In what might be seen as a perverse reaction on this side of the Tasman, that was possibly one driver that saw the Government narrow the gap with the Opposition.
Morrison also took the chance to reopen a detention centre on Christmas Island - likely to be one of the items on the agenda for discussion between the two leaders on Friday.
While the visit has been pared back to the official basics, it's hoped a stately appearance alongside Ardern will also play well with domestic audiences across the ditch.
Ardern was particularly forceful in expressing New Zealand's view over Australia's policy of detainment and deportation, particularly of dual New Zealand nationals who had never set foot in this country.
It was unlikely to result in any change however, but both leaders could potentially walk away from an exchange with positive reviews on the issue.
National security matters were also likely to be a top priority between the two; both leaders of Five Eyes countries are under various pressures as a result of recent decisions to ban Chinese telco Huawei from being a part of developing 5G networks.
It's one driver for the mounting speculation of potential economic backlash, that has gripped New Zealand trade circles. While there is no evidence of that in this country, Australians woke to the news this morning that its coal experts into a major Chinese port have been banned by Chinese port authorities.
And both countries were heavily invested in developing an increased focus in the Pacific, at least in part, as a counter to an expanding Chinese presence there.
New Zealand had its Pacific Reset, while Australia branded its policy the Pacific Pivot, however, both called for a collaborative effort to strengthen diplomatic ties through significant increases to aid, infrastructure and other development ventures.
During his day-long visit, Morrison also met with Opposition leader Simon Bridges, and laid a wreath at the Auckland War Memorial before taking part in a business roundtable discussion at Sky City.
"ALL ABOUT RESPECT"
Morrison said this morning's Powhiri at Government House was "very moving".
He told Bridges, when he met him Friday afternoon, that it had been a while since he had faced a powhiri – a reference to his time living in Wellington between 1998 and 2000 when he was director of the Office of Tourism and Sport.

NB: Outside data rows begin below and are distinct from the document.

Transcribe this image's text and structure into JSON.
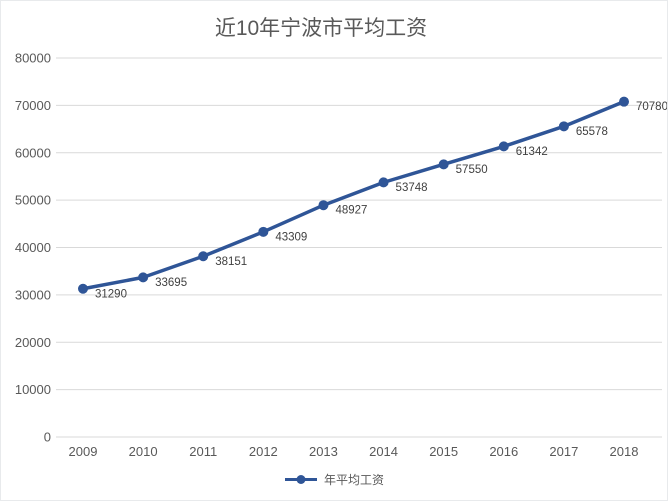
{
  "chart": {
    "title": "近10年宁波市平均工资",
    "legend_label": "年平均工资"
  },
  "chart_data": {
    "type": "line",
    "title": "近10年宁波市平均工资",
    "categories": [
      "2009",
      "2010",
      "2011",
      "2012",
      "2013",
      "2014",
      "2015",
      "2016",
      "2017",
      "2018"
    ],
    "series": [
      {
        "name": "年平均工资",
        "values": [
          31290,
          33695,
          38151,
          43309,
          48927,
          53748,
          57550,
          61342,
          65578,
          70780
        ]
      }
    ],
    "xlabel": "",
    "ylabel": "",
    "ylim": [
      0,
      80000
    ],
    "ytick_step": 10000,
    "grid": true,
    "legend_position": "bottom",
    "data_labels": true,
    "colors": {
      "line": "#2F5597",
      "marker": "#2F5597",
      "grid": "#D9D9D9",
      "tick_label": "#595959",
      "data_label": "#404040",
      "title": "#595959"
    }
  }
}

Bridges suggested any powhiri was quite fierce.
"It is," said Morrison.
"But it is all about respect. That's one of things I picked up when I lived here all those years ago. It's the heart of the (Maori) culture."

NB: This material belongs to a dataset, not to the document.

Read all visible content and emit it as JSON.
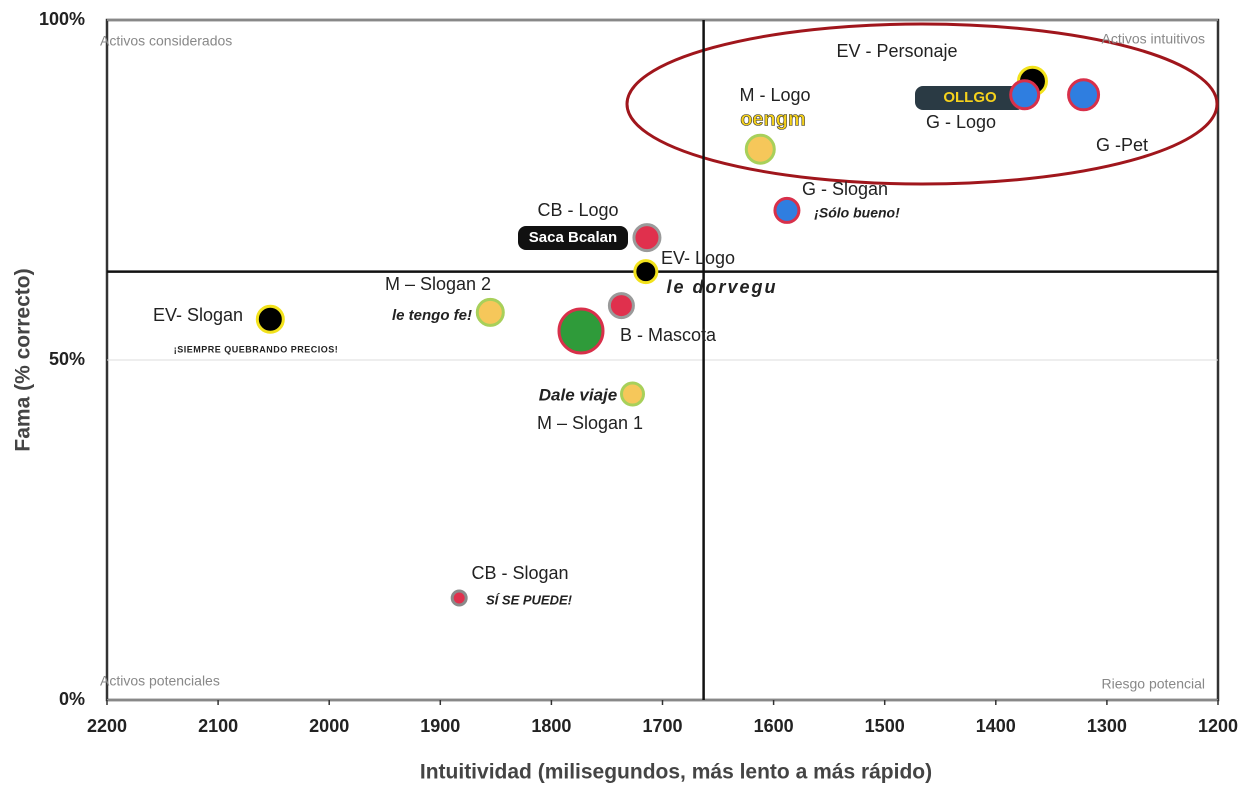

Morrison said that the word he loved, more than any other Maori word was "mana."
"There is no equivalent for it in English."

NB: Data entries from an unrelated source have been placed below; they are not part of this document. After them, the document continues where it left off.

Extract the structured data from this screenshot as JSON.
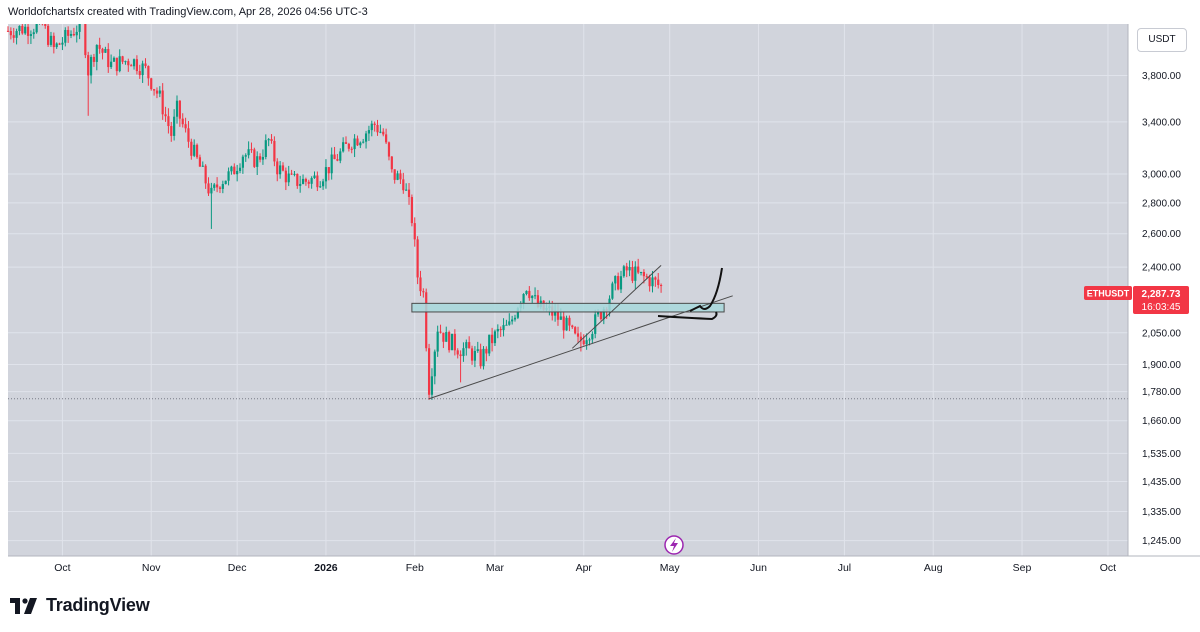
{
  "header": {
    "text": "Worldofchartsfx created with TradingView.com, Apr 28, 2026 04:56 UTC-3"
  },
  "currency": "USDT",
  "brand": "TradingView",
  "chart_data": {
    "type": "candlestick",
    "symbol": "ETHUSDT",
    "last_price": "2,287.73",
    "countdown": "16:03:45",
    "y_scale": "log",
    "y_range": [
      1200,
      4300
    ],
    "y_ticks": [
      {
        "v": 3800,
        "label": "3,800.00"
      },
      {
        "v": 3400,
        "label": "3,400.00"
      },
      {
        "v": 3000,
        "label": "3,000.00"
      },
      {
        "v": 2800,
        "label": "2,800.00"
      },
      {
        "v": 2600,
        "label": "2,600.00"
      },
      {
        "v": 2400,
        "label": "2,400.00"
      },
      {
        "v": 2050,
        "label": "2,050.00"
      },
      {
        "v": 1900,
        "label": "1,900.00"
      },
      {
        "v": 1780,
        "label": "1,780.00"
      },
      {
        "v": 1660,
        "label": "1,660.00"
      },
      {
        "v": 1535,
        "label": "1,535.00"
      },
      {
        "v": 1435,
        "label": "1,435.00"
      },
      {
        "v": 1335,
        "label": "1,335.00"
      },
      {
        "v": 1245,
        "label": "1,245.00"
      }
    ],
    "x_range": [
      "2025-09-12",
      "2026-10-08"
    ],
    "x_ticks": [
      {
        "date": "2025-10-01",
        "label": "Oct",
        "bold": false
      },
      {
        "date": "2025-11-01",
        "label": "Nov",
        "bold": false
      },
      {
        "date": "2025-12-01",
        "label": "Dec",
        "bold": false
      },
      {
        "date": "2026-01-01",
        "label": "2026",
        "bold": true
      },
      {
        "date": "2026-02-01",
        "label": "Feb",
        "bold": false
      },
      {
        "date": "2026-03-01",
        "label": "Mar",
        "bold": false
      },
      {
        "date": "2026-04-01",
        "label": "Apr",
        "bold": false
      },
      {
        "date": "2026-05-01",
        "label": "May",
        "bold": false
      },
      {
        "date": "2026-06-01",
        "label": "Jun",
        "bold": false
      },
      {
        "date": "2026-07-01",
        "label": "Jul",
        "bold": false
      },
      {
        "date": "2026-08-01",
        "label": "Aug",
        "bold": false
      },
      {
        "date": "2026-09-01",
        "label": "Sep",
        "bold": false
      },
      {
        "date": "2026-10-01",
        "label": "Oct",
        "bold": false
      }
    ],
    "path_points": [
      [
        "2025-09-12",
        4230
      ],
      [
        "2025-09-18",
        4260
      ],
      [
        "2025-09-24",
        4290
      ],
      [
        "2025-09-28",
        4050
      ],
      [
        "2025-10-03",
        4180
      ],
      [
        "2025-10-08",
        4320
      ],
      [
        "2025-10-10",
        3850
      ],
      [
        "2025-10-13",
        4100
      ],
      [
        "2025-10-18",
        3900
      ],
      [
        "2025-10-25",
        3950
      ],
      [
        "2025-10-30",
        3850
      ],
      [
        "2025-11-04",
        3600
      ],
      [
        "2025-11-08",
        3300
      ],
      [
        "2025-11-10",
        3500
      ],
      [
        "2025-11-14",
        3250
      ],
      [
        "2025-11-18",
        3050
      ],
      [
        "2025-11-22",
        2850
      ],
      [
        "2025-11-25",
        2950
      ],
      [
        "2025-11-29",
        3000
      ],
      [
        "2025-12-03",
        3150
      ],
      [
        "2025-12-08",
        3100
      ],
      [
        "2025-12-12",
        3250
      ],
      [
        "2025-12-15",
        3050
      ],
      [
        "2025-12-20",
        2950
      ],
      [
        "2025-12-25",
        2950
      ],
      [
        "2025-12-30",
        2980
      ],
      [
        "2026-01-04",
        3100
      ],
      [
        "2026-01-10",
        3250
      ],
      [
        "2026-01-14",
        3300
      ],
      [
        "2026-01-18",
        3380
      ],
      [
        "2026-01-21",
        3300
      ],
      [
        "2026-01-24",
        3000
      ],
      [
        "2026-01-28",
        2950
      ],
      [
        "2026-01-31",
        2700
      ],
      [
        "2026-02-02",
        2350
      ],
      [
        "2026-02-04",
        2250
      ],
      [
        "2026-02-06",
        1800
      ],
      [
        "2026-02-09",
        2080
      ],
      [
        "2026-02-12",
        2020
      ],
      [
        "2026-02-16",
        1980
      ],
      [
        "2026-02-20",
        1960
      ],
      [
        "2026-02-24",
        1920
      ],
      [
        "2026-02-27",
        2000
      ],
      [
        "2026-03-02",
        2050
      ],
      [
        "2026-03-06",
        2080
      ],
      [
        "2026-03-09",
        2200
      ],
      [
        "2026-03-12",
        2300
      ],
      [
        "2026-03-16",
        2180
      ],
      [
        "2026-03-21",
        2150
      ],
      [
        "2026-03-25",
        2100
      ],
      [
        "2026-03-30",
        2000
      ],
      [
        "2026-04-04",
        2080
      ],
      [
        "2026-04-08",
        2180
      ],
      [
        "2026-04-12",
        2300
      ],
      [
        "2026-04-16",
        2380
      ],
      [
        "2026-04-20",
        2350
      ],
      [
        "2026-04-24",
        2330
      ],
      [
        "2026-04-28",
        2288
      ]
    ],
    "extremes": {
      "low": [
        "2026-02-06",
        1745
      ],
      "spikes": [
        [
          "2025-10-10",
          3450
        ],
        [
          "2025-11-22",
          2630
        ],
        [
          "2026-03-31",
          1960
        ],
        [
          "2026-02-17",
          1820
        ]
      ]
    },
    "zone": {
      "from": "2026-01-31",
      "to": "2026-05-20",
      "top": 2200,
      "bottom": 2155
    },
    "support_line": [
      [
        "2026-02-06",
        1750
      ],
      [
        "2026-05-23",
        2240
      ]
    ],
    "trend_line": [
      [
        "2026-03-28",
        1975
      ],
      [
        "2026-04-28",
        2410
      ]
    ],
    "reference_price": 1750,
    "colors": {
      "up": "#089981",
      "down": "#f23645",
      "background": "#d1d4dc",
      "grid": "#e0e3eb",
      "zone": "#a8d8dc",
      "label": "#f23645"
    }
  }
}
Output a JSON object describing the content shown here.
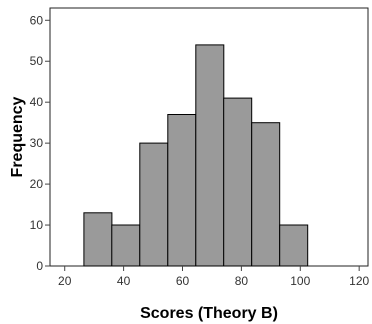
{
  "chart_data": {
    "type": "bar",
    "xlabel": "Scores (Theory B)",
    "ylabel": "Frequency",
    "bin_width": 9.5,
    "bins": [
      {
        "start": 26.5,
        "value": 13
      },
      {
        "start": 36.0,
        "value": 10
      },
      {
        "start": 45.5,
        "value": 30
      },
      {
        "start": 55.0,
        "value": 37
      },
      {
        "start": 64.5,
        "value": 54
      },
      {
        "start": 74.0,
        "value": 41
      },
      {
        "start": 83.5,
        "value": 35
      },
      {
        "start": 93.0,
        "value": 10
      }
    ],
    "xlim": [
      15,
      123
    ],
    "ylim": [
      0,
      63
    ],
    "xticks": [
      20,
      40,
      60,
      80,
      100,
      120
    ],
    "yticks": [
      0,
      10,
      20,
      30,
      40,
      50,
      60
    ],
    "grid": false,
    "bar_color": "#9a9a9a",
    "edge_color": "#000000",
    "background": "#ffffff"
  }
}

Mana refers to an individual having prestige, authority and power.
Bridges told Morrison it was great to have him back.
"And we don't hold it against you that you worked for Murray McCully," he said.
Morrison repeated his comments from his press conference with Prime Minister Jacinda Ardern and said there was no closer relationship than the one between Australia and New Zealand.
"It goes beyond politics, beyond sport; it goes beyond everything," he said.